No one has the balls to ask me that question this pregnancy, I got it lots after my last one though.
This is our absolute last and our 3rd son, my family are happy with that, they are excited as they should be! No one should show disappointment in another's child and ask if they are going to try again, like your new baby was some failed attempt at something else? So bloody frustrating!
I know it's hard, I'm due Sunday and still find myself having moments of sadness over the daughter I'm never going to have, but I can't wait to meet this new little man and spoil him with love.
:hugs:


----------



## lovelylaura

I hate this question. For us we are done too. I have avoided family quite alot since we found out as they ask every bloody time i see them. Not having my preferred gender doesn't mean i can suddenly afford to keep having children untill i get a boy. It opens alot of wounds for me as i find myself dwelling on it again. No advice sorry xx


----------



## Jess29

I'm so sorry. That's very upsetting, especially on Mother's Day. And considering you just found out not too long ago. People need to be more sensitive.


----------



## ljo1984

I'm team yellow but I still get the same shit! My grandma today said my bump looks like a girl, "I'm sorry but it's another girl" sorry!!! Wtf 
I'd quite prefer another girl secretly but totally get the failed attempt thing as people automatically think I'm only having another baby as I must NEED a boy so if it comes out pink I'm gonna get responses from people along that line and I think I may just tell them to F right off and then blame it on hormones lol.


----------



## moter98

.


----------



## mrs owl

I agree with the above post in regards to people thinking you suddenly have the money to try for the baby of the gender you always wanted. 

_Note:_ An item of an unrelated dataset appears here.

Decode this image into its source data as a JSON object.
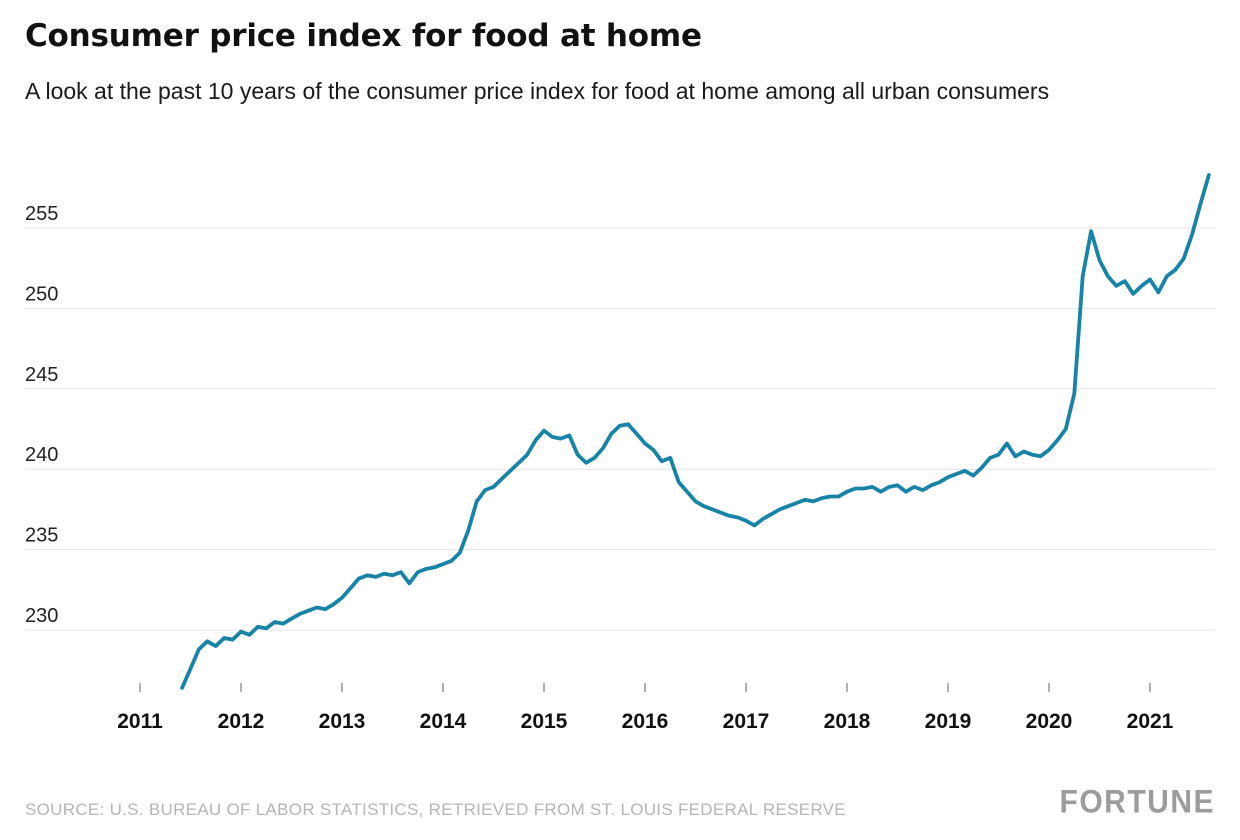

Financially we can't afford another baby, emotionally I don't want another baby. I wish people would stop saying "oh you can try again" - I have a very strong feeling if we try again I will end up with another girl, what will people say then, oh but you can try again! some people are just idiots.

sorry for the rant..


----------



## ttclou25

So frustrating when people say this. When we had our 13 week scan the sonographer said another boy, so i was sad and slightly disappointed i wasnt getting my girl, i was still excited to share my news. First thing my mum says is you will try again wont you? People can be so rude!! 

Turned out on 16 week and 18 week scan he was a she which was delight to my mum, but still again so incentive and darn right rude. i say we should be rude back :haha:


----------